Ieri, gli Stati Uniti si sono uniti alla Francia e a molti stati africani nelle pressioni sul presidente ivoriano, Laurent Gbagbo, affinché faccia un passo indietro e lasci il potere al suo oppositore che era stato dichiarato vincitore in un primo momento dalla commissione elettorale ivoriana. Anche se successivamente contraddetta dalla corte costituzionale, quella decisione era stata presa prima che venissero invalidati circa mezzo milione di voti registrati nelle roccaforti di Ouattara.
Una delle cause che ha incendiato il clima politico è stata proprio quella decisione, che secondo alcuni è una scorrettezza. Le conseguenze adesso sono gravi.
“Vogliamo che prenda quella decisione (di farsi da parte) e abbiamo chiarito che c’è un tempo ben preciso per prendere quella decisione”, è scritto in una notizia Reuters che riporta le parole di un funzionario che ha chiesto di restare anonimo.
Dopo essere stata devastata dalla guerra civile, la Costa d’Avorio, che un tempo era un paese stabile dell’Africa occidentale, è un’ombra del suo passato.

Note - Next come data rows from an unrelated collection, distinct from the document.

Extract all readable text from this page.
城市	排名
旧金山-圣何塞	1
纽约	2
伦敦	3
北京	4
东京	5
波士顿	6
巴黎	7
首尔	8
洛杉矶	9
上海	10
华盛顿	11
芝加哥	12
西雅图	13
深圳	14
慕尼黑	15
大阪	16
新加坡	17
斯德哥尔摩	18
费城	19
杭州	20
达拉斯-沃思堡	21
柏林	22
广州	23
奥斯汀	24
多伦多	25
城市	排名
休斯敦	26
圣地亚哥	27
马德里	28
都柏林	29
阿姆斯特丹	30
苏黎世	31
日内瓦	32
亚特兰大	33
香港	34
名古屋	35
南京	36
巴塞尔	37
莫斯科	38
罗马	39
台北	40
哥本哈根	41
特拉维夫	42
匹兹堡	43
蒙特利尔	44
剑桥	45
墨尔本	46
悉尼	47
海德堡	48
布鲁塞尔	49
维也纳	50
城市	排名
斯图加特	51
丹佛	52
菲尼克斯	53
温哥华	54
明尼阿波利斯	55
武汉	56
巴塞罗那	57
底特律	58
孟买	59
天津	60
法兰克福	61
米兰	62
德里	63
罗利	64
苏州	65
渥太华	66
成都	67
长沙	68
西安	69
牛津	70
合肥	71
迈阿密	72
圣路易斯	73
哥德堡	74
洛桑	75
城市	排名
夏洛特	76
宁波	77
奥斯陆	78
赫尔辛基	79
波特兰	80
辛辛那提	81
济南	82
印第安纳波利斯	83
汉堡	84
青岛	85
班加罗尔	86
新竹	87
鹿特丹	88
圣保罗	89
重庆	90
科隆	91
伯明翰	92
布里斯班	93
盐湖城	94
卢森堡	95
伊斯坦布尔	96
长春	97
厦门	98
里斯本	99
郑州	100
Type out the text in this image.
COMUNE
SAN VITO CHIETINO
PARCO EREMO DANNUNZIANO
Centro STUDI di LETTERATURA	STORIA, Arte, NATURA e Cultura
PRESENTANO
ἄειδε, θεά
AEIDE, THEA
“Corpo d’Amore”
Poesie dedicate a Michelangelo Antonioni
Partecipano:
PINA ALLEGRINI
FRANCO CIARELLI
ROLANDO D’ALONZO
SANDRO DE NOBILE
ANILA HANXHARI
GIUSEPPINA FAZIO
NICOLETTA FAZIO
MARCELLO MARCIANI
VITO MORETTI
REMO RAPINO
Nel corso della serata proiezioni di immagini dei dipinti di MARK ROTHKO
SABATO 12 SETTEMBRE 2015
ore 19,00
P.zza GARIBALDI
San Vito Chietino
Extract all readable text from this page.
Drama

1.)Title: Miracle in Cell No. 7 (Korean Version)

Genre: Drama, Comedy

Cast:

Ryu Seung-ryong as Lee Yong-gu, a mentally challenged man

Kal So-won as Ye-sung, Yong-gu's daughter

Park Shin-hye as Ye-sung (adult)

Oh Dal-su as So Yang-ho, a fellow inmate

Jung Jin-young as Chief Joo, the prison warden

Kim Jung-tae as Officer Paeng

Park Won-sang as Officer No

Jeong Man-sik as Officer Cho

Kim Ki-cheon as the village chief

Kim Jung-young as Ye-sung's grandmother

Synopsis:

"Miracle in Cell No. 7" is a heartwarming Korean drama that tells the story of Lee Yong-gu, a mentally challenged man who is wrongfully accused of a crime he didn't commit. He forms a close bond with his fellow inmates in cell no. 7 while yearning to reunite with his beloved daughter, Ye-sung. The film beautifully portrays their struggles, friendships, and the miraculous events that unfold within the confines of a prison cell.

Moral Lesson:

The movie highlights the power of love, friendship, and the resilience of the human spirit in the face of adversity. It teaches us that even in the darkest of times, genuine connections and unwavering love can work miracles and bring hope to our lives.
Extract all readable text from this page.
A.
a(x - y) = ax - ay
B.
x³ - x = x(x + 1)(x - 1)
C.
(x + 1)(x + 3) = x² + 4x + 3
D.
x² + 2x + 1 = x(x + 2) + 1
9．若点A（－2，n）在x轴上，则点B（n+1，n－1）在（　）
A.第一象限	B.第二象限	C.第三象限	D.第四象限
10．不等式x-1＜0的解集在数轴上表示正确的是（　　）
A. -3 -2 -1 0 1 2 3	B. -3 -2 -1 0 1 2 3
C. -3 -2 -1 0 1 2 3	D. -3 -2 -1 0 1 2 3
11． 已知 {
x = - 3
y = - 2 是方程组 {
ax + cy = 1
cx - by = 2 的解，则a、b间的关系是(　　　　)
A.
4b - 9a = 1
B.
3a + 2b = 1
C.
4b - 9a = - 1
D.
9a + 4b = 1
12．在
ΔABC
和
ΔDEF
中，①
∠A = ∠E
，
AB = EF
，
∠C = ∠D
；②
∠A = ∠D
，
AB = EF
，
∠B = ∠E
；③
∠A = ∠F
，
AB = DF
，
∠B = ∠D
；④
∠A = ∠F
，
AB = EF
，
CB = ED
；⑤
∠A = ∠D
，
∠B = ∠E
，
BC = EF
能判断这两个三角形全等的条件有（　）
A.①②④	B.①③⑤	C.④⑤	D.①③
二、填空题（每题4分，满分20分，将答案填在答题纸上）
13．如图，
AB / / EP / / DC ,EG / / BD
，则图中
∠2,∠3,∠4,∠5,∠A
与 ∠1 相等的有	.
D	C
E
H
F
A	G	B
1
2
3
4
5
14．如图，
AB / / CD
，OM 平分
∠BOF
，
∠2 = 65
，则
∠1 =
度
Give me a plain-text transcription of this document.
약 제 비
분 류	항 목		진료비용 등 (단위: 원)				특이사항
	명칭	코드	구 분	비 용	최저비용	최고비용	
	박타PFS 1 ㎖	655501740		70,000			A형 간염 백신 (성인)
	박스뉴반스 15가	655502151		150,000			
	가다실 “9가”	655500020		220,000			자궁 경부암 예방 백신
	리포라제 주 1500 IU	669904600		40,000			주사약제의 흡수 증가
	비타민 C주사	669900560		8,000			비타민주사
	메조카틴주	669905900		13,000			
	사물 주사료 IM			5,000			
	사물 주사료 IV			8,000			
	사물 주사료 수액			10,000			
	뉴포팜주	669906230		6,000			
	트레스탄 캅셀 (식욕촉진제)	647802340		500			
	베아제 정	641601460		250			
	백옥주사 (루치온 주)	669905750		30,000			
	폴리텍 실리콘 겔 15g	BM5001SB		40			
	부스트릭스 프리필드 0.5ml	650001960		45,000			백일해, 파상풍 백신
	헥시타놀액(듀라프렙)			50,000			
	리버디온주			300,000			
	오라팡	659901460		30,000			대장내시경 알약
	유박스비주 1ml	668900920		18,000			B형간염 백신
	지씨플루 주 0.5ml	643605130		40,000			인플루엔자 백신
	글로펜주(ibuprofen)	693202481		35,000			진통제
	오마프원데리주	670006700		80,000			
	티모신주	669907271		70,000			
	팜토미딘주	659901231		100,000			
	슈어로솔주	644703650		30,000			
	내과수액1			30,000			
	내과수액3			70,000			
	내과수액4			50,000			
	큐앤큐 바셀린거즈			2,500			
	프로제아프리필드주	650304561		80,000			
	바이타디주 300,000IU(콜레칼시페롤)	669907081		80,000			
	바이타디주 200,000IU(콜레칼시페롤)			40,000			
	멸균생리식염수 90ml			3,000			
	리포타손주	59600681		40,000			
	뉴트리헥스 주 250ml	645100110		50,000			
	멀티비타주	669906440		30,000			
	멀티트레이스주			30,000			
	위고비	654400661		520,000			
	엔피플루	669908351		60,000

Il paese pacifico è stato dilaniato tra nord e sud, tra paura e sfiducia crescenti che rappresentano una minaccia profonda.
La speranza di molti risiedeva nel fatto di poter unire di nuovo il paese che è molto ricco di risorse naturali. Ora, dopo le violenze post elettorali e le incertezze che si percepiscono nell’aria, quella speranza è fatta a brandelli.
“Lo scintillante centro di Abidjan, un magnete per gli immigrati di tutta l’Africa occidentale nei giorni in cui si parlava del “miracolo” ivoriano, è diventato una foresta di grattaceli con i vetri oscurati. Gli investitori si sono ritirati; i posti di lavoro sono scomparsi. Più di quattro milioni di giovani sono disoccupati in un paese di 21 milioni di persone, secondo i dati della Banca Mondiale“, è scritto sul New York Times del 16 dicembre 2010.
L’ironia della democrazia è evidente. Se il cosiddetto modo di governare democratico riguardasse la gente del posto allora dovrebbe essere preponderante la scelta e il benessere di quella stessa gente, quella stessa gente che non dovrebbe essere massacrata per permettere loro di governare.